Contexte
Bruno Étienne et les interdits alimentaires
Mayalen Zubillaga
Sociologue et politologue français né en 1937, mort en 2009 à Aix-en-Provence, Bruno Étienne était spécialiste de l'Algérie, de l'islam et de l'anthropologie du fait religieux. Il fonda en 1992 l'Observatoire du religieux (World Religion Watch). Très médiatisé, il fut l'auteur de nombreux livres dont les plus célèbres restent L'Islam radical (1987), La France et l'Islam (1989) et L’Islam en France (2000).
Dans cet extrait, il évoque la disparition prochaine, selon lui, des interdits alimentaires chez les juifs et les musulmans, alors même que des représentants de ces communautés insistent sur le caractère sacré de leur alimentation. Certaines religions imposent en effet des interdits à leurs pratiquants. Il s'agit d'une part de répondre au besoin de spiritualité et d'élévation de l'homme en le détachant de son animalité et en encadrant son plaisir, d'autre part de concrétiser le pacte qui unit les fidèles avec Dieu, et enfin de distinguer le groupe de fidèles des autres. Ainsi, les interdits alimentaires ne sont pas biologiques, puisque nous sommes potentiellement omnivores, mais culturels, marquant l'appartenance à un groupe. Ils sont d'ailleurs nécessairement collectifs. Or, les religions juive et musulmane sont marquées par une série d’interdits rigoureux :
ñ Chez les juifs, certains interdits concernent la consommation d'animaux (notamment porc, cheval, lapin, lotte, crustacés, fruits de mer) et de sang. Il est également prohibé de mêler nourritures carnées et lactées au cours d’un même repas (« tu ne cuiras point le chevreau dans le lait de sa mère », commande le verset de la Bible). Les animaux doivent être abattus selon un rituel spécifique qui permet de régler symboliquement le meurtre animal en invoquant le nom de dieu.
ñ Chez les musulmans, les interdits sont moins nombreux.
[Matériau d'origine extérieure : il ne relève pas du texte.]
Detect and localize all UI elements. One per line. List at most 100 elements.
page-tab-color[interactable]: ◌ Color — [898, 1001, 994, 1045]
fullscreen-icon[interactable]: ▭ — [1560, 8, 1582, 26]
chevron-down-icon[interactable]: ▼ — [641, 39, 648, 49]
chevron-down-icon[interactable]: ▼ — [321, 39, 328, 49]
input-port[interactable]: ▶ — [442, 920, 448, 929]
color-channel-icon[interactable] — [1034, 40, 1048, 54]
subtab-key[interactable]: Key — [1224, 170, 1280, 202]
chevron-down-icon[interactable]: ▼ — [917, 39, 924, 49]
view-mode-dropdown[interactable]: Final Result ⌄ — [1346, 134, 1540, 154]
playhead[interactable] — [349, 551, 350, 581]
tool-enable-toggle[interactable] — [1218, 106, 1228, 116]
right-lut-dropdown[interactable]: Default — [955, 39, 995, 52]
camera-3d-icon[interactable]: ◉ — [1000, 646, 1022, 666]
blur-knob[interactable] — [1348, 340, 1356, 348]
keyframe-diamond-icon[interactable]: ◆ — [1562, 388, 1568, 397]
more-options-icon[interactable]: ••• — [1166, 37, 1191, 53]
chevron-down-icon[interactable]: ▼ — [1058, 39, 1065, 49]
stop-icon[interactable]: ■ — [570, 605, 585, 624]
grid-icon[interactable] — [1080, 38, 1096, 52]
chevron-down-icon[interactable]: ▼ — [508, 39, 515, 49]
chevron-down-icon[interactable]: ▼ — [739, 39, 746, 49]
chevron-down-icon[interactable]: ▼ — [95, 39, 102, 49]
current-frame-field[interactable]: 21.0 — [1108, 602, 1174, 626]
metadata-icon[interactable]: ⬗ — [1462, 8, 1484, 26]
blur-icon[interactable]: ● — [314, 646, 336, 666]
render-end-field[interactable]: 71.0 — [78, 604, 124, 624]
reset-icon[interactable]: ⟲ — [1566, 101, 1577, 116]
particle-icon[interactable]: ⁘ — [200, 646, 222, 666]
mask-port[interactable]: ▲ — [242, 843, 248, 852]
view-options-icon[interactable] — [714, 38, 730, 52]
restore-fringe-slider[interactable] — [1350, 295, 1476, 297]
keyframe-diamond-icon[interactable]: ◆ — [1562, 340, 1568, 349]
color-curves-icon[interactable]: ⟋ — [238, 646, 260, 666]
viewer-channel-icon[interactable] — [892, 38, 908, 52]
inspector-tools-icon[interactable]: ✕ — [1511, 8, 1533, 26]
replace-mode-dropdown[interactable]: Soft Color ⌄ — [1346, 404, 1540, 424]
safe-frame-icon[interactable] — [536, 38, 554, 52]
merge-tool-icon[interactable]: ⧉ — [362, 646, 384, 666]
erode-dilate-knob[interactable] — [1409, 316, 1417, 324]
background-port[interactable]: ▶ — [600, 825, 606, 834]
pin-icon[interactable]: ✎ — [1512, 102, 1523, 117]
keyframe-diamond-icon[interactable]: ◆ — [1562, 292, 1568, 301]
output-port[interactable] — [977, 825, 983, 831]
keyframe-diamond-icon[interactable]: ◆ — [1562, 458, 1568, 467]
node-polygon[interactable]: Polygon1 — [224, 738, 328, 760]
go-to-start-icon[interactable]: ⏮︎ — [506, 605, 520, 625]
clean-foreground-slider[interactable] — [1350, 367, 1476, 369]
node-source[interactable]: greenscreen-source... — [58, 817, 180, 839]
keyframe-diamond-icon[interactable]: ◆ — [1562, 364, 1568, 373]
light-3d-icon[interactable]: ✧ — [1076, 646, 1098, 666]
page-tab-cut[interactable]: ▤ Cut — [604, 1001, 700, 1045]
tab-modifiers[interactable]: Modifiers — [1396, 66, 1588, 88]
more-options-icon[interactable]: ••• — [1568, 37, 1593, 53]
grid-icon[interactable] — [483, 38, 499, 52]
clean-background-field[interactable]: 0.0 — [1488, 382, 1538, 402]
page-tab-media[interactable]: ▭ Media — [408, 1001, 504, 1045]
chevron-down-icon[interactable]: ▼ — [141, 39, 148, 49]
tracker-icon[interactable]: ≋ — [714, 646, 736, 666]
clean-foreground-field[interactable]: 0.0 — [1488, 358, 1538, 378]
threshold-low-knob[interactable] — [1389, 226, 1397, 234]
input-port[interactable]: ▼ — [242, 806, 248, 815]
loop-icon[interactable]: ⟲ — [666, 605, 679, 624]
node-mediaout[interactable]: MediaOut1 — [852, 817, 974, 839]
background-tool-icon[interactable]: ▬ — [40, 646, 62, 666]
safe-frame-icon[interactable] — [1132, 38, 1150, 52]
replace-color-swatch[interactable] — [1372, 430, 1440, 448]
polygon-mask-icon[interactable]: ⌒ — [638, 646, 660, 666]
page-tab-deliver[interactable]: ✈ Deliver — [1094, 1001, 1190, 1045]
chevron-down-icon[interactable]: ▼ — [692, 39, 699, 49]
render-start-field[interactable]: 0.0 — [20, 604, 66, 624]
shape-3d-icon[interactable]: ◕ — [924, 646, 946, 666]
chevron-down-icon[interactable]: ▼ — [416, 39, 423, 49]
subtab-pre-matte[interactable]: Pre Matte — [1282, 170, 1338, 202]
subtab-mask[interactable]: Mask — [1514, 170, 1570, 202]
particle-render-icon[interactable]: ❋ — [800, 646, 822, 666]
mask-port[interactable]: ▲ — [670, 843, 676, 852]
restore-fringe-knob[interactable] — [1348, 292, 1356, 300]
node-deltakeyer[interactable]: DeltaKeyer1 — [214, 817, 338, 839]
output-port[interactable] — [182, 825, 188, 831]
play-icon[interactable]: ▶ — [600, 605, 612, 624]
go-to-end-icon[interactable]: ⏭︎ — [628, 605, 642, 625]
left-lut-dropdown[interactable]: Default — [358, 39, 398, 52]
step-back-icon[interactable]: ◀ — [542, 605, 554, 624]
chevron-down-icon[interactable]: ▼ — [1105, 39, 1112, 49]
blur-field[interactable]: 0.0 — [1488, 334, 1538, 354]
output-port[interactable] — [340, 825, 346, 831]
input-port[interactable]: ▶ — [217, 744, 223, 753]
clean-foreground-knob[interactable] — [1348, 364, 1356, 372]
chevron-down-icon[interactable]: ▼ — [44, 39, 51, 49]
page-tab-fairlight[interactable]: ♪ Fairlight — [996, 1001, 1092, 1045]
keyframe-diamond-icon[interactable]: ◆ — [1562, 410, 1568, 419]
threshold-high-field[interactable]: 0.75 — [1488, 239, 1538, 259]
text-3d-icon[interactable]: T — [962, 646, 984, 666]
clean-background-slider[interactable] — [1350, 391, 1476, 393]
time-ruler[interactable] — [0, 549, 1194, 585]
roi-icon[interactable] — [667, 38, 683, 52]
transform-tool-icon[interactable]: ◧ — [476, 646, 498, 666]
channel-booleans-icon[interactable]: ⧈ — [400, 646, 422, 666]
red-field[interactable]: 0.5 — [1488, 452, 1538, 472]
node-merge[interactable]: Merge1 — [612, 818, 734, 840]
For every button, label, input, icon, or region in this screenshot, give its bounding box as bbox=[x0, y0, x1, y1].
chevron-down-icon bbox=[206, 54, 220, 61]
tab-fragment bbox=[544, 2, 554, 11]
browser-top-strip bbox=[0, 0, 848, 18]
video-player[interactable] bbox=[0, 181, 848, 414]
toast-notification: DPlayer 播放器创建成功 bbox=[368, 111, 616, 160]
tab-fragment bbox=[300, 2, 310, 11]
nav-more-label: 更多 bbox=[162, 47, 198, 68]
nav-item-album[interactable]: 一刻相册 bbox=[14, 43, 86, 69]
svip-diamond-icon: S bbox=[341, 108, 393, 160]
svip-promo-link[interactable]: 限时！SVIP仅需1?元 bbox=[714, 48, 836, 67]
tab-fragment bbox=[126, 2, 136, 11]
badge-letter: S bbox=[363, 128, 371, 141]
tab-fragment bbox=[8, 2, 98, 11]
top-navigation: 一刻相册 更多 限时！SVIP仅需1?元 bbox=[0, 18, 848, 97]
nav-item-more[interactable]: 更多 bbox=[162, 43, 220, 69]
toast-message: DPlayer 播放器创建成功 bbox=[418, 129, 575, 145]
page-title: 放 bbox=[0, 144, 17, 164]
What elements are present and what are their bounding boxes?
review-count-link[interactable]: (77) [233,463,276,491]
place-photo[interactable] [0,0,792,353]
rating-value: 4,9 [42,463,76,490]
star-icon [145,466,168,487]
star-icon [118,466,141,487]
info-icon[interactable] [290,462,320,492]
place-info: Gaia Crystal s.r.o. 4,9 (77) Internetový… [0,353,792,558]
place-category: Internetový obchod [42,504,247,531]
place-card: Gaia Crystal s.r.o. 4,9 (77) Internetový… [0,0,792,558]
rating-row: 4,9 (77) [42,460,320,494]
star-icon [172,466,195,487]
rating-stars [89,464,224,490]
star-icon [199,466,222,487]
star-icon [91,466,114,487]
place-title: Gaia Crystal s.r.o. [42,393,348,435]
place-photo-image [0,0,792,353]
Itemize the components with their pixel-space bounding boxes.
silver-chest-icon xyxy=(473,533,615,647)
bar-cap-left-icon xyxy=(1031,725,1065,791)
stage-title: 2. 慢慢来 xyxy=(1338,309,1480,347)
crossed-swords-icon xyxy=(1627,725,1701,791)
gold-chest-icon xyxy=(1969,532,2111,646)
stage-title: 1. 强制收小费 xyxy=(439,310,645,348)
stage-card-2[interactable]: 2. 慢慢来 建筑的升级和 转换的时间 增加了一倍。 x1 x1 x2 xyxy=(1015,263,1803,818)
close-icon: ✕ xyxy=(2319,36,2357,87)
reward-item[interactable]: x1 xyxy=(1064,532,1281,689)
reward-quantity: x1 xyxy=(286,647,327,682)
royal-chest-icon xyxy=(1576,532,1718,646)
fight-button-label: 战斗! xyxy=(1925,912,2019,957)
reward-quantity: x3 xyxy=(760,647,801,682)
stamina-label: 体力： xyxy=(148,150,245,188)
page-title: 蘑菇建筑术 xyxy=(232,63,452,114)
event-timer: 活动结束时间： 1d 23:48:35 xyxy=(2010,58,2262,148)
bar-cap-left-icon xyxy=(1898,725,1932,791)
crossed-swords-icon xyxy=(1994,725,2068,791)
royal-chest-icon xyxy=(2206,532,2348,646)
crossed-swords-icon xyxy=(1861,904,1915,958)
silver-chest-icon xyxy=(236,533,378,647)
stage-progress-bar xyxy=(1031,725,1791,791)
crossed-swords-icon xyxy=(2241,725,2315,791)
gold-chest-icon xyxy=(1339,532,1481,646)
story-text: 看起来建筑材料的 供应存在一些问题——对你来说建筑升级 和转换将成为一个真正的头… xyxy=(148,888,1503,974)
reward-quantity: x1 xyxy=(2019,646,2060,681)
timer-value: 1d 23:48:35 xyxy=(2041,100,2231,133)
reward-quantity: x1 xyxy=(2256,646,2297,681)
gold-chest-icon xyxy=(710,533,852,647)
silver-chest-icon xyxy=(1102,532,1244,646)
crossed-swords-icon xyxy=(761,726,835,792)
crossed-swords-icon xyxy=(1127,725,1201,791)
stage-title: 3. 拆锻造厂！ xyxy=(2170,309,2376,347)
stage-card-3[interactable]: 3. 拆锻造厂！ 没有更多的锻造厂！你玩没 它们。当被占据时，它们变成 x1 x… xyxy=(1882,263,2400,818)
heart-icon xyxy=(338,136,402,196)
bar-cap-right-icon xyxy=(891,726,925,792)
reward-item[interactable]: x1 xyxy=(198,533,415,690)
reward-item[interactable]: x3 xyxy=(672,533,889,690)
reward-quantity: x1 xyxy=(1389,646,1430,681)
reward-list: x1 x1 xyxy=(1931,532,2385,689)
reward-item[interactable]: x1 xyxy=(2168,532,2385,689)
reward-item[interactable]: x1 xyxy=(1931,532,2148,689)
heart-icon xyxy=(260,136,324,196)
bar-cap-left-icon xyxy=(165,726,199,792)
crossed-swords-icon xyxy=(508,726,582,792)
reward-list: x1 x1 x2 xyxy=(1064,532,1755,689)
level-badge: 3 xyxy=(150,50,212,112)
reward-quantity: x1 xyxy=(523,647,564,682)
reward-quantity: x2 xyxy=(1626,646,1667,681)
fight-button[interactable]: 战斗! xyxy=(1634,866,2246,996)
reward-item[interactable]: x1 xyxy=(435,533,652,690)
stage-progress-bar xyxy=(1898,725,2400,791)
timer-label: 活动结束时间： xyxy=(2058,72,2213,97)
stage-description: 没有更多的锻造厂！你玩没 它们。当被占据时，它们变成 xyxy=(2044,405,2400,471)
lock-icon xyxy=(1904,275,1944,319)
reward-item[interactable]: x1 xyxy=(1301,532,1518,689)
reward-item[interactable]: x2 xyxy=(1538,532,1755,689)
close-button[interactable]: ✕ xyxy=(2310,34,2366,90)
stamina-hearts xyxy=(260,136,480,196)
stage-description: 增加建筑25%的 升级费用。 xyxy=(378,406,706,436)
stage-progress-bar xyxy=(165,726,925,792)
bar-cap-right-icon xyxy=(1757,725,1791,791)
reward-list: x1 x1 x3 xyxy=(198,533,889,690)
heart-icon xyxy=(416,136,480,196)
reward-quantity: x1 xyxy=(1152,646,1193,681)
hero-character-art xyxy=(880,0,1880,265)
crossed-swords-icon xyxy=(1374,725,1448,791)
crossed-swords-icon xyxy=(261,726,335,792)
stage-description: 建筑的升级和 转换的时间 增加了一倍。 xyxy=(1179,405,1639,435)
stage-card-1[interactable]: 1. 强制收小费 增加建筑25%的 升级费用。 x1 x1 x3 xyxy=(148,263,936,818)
Il s'agit essentiellement du porc à cause de son caractère réputé impur et de l'alcool en raison de la perte de contrôle de soi que ce dernier induit. Ici aussi, l'abattage des animaux fait l'objet d'un rite codifié.
La discours de Bruno Étienne évoque ici un courant de la sociologie des phénomènes religieux qui considérait, dans les années 1960 et 1970, que les religions étaient condamnées à un déclin inéluctable face à la modernisation de la société. La deuxième moitié du XXe siècle a en effet été marqué par un net recul des indicateurs de pratique et de croyance religieuse. Toutefois, chez les musulmans par exemple, alors que le regroupement familial a remplacé l'immigration de travail dans les années 1970, l'affirmation identitaire est passée, dans les dernières années du XXe siècle, par une nouvelle vitalité religieuse soutenue par de multiples canaux, notamment associatifs. Cette offre a rencontré, chez les jeunes issus de l'immigration souffrant d'exclusion sociale, une demande identitaire correspondant vraisemblablement à la recherche de racines et au lien avec le pays d'origine. De même, chez les juifs, dans un contexte de diaspora, les interdits alimentaires maintiennent et renforcent le lien identitaire entre pratiquants
Le respect des interdits alimentaires relève donc de la pratique religieuse et/ou de l'acte culturel, traditionnel et identitaire. D'ailleurs, les interdits ne concernent pas uniquement les religions mais toutes les cultures du monde. Certains observateurs ne manquent pas de remarquer, en Occident, la force des interdits nutritionnels contemporains (le gras, le sucre), ainsi que le renouveau de la distinction entre « pur » et « impur » autour des aliments biologiques et végétaux d'un côté, et les scandales sanitaires et autres OGM de l'autre.
Bibliographie :
« Les interdits alimentaires (Xèmes entretiens de Belley organisés par le CNAC) », Les Cahiers de l'Ocha n°7, 1996.
DARGENT Claude, « La population musulmane de France : de l’ombre à la lumière ? », Revue française de sociologie, vol. 51, 2010.
ÉTIENNE Bruno (dir.), L'islam en France, CNRS éditions, 1990.
Kanafani-Zahar Aïda, Mathieu Séverine, Nizard Sophie (dir.), A croire et à manger. Religions et alimentation, L’Harmattan/AFSR, 2007.
POULAIN Jean-Pierre (dir.), « L’homme, le mangeur, l’animal. Qui nourrit l’autre ? », Les Cahiers de l’OCHA n° 12, 2007.